Napoleão e a empatia judicial
Por diversas vezes estive no gabinete do ministro Napoleão no STJ nos 13 anos em que ele integrou o tribunal. O magistrado foi certamente um dos membros da corte que mais recebeu advogados em audiência. Napoleão atendia advogados quer fosse o relator, quer votasse apenas na condição de vogal. Se ele estivesse no gabinete, qualquer patrono poderia ser ouvido, ainda que sem agendamento prévio. Muitas vezes, como ressaltava a sua assessoria, ele deixava de almoçar para atender o máximo de audiências que conseguisse, as quais chegavam a se estender até minutos antes do início das sessões de julgamento.
As audiências com o ministro eram geralmente breves, mas Napoleão ouvia atentamente as razões, fazia perguntas e buscava os detalhes do caso. Caso ficasse convencido da relevância dos argumentos, anotava, com uma caneta azul, modelo “pincel atômico”, as principais teses em uma folha impressa do site do STJ com os dados do processo e anexava cuidadosamente o memorial entregue pelo advogado com um clipe. Isso não significava que acolheria a tese articulada, mas que, ao menos, a perspectiva defendida merecia ser refletida. Se o ministro apenas se despedisse, sem fazer nenhuma anotação, tudo levava a crer que ele de pronto não havia concordado com o que havia sido alegado.
A preocupação em ouvir os advogados revela uma das principais características que pude extrair dessas audiências com o ministro e das sessões de julgamento das quais ele participou, a que pude assistir: Napoleão sempre nutriu enorme empatia pelo jurisdicionado. Num universo de milhares de processos, o magistrado buscava, na medida do possível, compreender a situação específica de quem estava sendo julgado. Ele se colocava no lugar da parte e sabia que, se um advogado tentava chamar a atenção para alguma peculiaridade, alguma injustiça poderia estar sendo cometida no caso concreto.
Napoleão tem uma profunda compreensão de como o direito pode afetar a vida do cidadão comum. Por isso, nos debates com seus pares durante as sessões, costumava fazer uma análise crítica dos acórdãos recorridos. Ele externava dúvidas, enfatizava contradições e, a partir daí, defendia a solução que acreditava ser a mais adequada, usualmente em prestígio aos mais vulneráveis, dando concretude ao princípio da dignidade da pessoa humana[1]. Em casos punitivos, era rígido com o ônus acusatório e exigia a demonstração da culpa acima de qualquer dúvida razoável, numa postura que prestigiou ao máximo o princípio do in dubio pro reo. Sempre foi um verdadeiro garantista, na mais pura acepção do termo, e, quando vencedor nos julgamentos, contribuiu para formar uma importante jurisprudência nesse sentido.

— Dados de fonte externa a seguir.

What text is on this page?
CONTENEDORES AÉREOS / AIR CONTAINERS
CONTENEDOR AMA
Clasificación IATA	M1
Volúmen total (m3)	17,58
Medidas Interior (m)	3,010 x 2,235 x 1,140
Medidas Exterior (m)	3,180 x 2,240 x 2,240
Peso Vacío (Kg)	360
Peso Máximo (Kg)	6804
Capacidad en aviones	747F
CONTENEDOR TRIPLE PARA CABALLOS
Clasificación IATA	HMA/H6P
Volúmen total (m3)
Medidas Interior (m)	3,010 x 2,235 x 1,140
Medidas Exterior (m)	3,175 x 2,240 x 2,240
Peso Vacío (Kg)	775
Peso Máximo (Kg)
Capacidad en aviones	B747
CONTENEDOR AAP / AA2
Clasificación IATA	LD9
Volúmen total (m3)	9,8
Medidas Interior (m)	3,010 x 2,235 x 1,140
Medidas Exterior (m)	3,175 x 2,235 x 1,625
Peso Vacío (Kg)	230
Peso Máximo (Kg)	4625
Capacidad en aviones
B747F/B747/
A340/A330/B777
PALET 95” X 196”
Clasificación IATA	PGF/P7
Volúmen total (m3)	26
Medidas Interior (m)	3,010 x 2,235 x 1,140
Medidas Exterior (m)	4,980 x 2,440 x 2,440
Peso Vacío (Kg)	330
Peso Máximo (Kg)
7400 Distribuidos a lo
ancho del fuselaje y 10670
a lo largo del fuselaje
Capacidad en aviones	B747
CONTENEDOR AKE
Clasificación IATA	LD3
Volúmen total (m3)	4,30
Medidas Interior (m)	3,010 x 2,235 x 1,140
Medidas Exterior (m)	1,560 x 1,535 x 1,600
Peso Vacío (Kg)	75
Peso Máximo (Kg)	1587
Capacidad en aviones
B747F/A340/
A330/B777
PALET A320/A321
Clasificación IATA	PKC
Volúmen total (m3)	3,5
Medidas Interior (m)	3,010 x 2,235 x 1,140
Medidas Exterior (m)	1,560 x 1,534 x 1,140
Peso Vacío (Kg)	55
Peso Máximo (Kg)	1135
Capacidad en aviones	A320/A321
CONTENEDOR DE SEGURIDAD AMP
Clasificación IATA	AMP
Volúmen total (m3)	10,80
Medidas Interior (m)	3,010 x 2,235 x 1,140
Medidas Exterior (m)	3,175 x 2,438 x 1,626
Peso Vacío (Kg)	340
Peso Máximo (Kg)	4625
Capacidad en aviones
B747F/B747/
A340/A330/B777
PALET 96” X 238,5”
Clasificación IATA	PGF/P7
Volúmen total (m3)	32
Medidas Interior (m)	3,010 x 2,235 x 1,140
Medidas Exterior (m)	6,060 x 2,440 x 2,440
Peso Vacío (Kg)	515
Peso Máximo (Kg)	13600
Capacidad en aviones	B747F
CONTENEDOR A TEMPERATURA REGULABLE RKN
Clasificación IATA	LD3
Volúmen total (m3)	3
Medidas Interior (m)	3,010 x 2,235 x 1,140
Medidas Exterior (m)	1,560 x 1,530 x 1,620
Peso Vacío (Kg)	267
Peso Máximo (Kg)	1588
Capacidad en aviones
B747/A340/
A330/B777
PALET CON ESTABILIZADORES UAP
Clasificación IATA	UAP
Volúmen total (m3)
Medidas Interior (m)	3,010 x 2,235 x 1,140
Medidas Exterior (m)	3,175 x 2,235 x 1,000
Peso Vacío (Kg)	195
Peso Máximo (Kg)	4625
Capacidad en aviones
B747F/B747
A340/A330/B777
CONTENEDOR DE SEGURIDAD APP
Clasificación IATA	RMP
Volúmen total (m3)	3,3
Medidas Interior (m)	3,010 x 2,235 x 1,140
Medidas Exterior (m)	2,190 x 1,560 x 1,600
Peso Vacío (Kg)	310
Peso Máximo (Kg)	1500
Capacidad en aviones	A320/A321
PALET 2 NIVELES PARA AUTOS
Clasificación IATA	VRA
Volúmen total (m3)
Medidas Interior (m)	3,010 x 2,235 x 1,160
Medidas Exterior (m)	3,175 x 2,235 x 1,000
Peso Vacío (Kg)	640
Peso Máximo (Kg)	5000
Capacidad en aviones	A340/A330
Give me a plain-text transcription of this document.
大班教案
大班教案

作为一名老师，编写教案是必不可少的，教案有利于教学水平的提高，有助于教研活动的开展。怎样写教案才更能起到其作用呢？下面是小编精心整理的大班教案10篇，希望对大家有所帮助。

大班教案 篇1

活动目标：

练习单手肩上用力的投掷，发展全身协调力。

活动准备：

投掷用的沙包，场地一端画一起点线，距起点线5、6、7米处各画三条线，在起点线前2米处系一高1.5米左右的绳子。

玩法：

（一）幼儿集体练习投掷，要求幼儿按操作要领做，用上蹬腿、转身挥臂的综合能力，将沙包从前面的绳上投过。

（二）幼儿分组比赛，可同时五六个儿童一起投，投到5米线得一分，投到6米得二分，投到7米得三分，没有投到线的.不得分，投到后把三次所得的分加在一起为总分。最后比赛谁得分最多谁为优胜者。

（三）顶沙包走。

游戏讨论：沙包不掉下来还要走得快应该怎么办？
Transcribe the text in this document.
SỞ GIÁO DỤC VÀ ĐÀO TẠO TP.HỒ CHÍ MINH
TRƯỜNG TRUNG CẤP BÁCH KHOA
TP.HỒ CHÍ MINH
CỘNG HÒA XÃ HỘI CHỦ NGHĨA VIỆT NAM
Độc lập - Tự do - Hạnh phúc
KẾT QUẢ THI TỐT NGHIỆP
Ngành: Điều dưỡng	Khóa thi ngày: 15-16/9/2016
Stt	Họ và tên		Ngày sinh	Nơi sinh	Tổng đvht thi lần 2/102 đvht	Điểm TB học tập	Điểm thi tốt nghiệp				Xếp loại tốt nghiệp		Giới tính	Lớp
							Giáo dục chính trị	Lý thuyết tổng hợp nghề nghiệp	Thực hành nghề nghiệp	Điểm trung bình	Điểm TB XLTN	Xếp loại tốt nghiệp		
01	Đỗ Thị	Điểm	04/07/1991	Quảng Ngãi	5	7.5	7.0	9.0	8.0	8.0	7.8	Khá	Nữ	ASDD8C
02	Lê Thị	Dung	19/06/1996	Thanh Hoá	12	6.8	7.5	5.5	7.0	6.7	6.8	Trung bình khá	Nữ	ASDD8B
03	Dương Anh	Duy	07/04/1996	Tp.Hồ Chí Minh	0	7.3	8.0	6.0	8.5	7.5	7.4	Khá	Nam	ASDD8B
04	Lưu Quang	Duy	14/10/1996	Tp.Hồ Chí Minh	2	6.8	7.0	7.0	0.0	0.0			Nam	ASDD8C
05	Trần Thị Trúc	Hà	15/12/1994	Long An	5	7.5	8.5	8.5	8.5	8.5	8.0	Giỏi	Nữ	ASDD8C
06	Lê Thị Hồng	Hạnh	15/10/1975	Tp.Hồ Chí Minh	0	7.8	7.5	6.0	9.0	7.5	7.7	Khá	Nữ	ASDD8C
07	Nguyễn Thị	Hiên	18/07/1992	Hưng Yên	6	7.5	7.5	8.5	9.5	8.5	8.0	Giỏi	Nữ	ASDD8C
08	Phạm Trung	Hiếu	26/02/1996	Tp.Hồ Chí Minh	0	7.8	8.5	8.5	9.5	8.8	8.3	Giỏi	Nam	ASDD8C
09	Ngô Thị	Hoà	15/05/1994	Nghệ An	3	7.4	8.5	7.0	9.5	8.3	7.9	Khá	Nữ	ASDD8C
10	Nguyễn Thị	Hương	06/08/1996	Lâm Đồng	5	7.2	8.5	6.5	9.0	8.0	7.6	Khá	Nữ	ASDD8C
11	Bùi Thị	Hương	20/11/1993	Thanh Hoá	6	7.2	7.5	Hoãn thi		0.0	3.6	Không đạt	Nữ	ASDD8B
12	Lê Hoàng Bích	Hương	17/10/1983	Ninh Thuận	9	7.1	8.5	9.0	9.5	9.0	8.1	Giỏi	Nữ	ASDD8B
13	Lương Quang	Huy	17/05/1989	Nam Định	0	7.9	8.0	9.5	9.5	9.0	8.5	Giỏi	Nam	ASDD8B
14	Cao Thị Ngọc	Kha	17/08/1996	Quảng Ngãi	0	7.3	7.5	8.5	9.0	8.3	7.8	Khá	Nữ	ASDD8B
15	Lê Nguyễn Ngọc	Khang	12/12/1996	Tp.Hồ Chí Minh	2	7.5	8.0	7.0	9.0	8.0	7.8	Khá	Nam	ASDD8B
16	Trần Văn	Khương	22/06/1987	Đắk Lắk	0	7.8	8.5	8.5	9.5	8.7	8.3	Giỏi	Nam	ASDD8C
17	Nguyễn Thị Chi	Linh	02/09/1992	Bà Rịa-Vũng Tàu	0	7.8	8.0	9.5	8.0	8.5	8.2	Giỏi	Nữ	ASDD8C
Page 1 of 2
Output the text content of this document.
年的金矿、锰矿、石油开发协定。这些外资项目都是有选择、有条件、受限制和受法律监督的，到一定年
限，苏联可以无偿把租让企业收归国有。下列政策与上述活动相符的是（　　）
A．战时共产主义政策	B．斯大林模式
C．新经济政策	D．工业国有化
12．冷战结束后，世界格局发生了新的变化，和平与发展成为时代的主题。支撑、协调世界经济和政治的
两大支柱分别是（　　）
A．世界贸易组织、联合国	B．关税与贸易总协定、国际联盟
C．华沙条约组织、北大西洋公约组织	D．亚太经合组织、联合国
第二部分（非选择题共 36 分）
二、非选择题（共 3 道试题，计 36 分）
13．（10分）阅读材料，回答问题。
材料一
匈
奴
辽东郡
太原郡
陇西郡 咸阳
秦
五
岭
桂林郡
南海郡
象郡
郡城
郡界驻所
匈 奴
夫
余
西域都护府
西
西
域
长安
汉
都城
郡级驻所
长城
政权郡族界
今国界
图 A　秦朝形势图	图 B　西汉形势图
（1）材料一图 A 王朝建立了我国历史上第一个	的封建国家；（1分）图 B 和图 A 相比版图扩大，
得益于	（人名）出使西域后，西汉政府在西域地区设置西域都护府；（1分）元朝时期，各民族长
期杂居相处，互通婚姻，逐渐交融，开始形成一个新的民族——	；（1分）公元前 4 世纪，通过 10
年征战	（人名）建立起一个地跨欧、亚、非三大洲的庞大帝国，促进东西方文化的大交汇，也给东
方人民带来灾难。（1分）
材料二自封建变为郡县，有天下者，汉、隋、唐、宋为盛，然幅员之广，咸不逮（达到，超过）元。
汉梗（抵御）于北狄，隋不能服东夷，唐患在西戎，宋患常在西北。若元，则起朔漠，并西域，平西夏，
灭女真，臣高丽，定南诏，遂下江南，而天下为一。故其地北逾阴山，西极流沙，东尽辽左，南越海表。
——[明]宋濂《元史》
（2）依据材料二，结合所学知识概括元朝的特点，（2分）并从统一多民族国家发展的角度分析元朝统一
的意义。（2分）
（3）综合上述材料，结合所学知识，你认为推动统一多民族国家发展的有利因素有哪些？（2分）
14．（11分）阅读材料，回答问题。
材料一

Talvez o voto que mais admire, dentre os inúmeros que proferiu, seja o prolatado no Recurso Especial nº 1.112.557/MG[2], julgado como repetitivo pela 3ª Seção do STJ, em que, atuando como relator, fixou a tese de que, para recebimento do benefício de prestação continuada garantido à pessoa com deficiência ou ao idoso com 65 anos, previsto na Lei Orgânica da Assistência Social (LOAS), o estado de miserabilidade poderia ser comprovado por meios distintos da presunção de renda per capita inferior a ¼ do salário mínimo, prevista no §3º do artigo 20 da Lei 8.742/93. Napoleão asseverou que “esse dispositivo deve ser interpretado de modo a amparar irrestritamente o cidadão social e economicamente vulnerável”. Essa tese foi posteriormente ratificada pelo plenário do STF, no julgamento da Reclamação nº 4.374, relatada pelo ministro Gilmar Mendes[3].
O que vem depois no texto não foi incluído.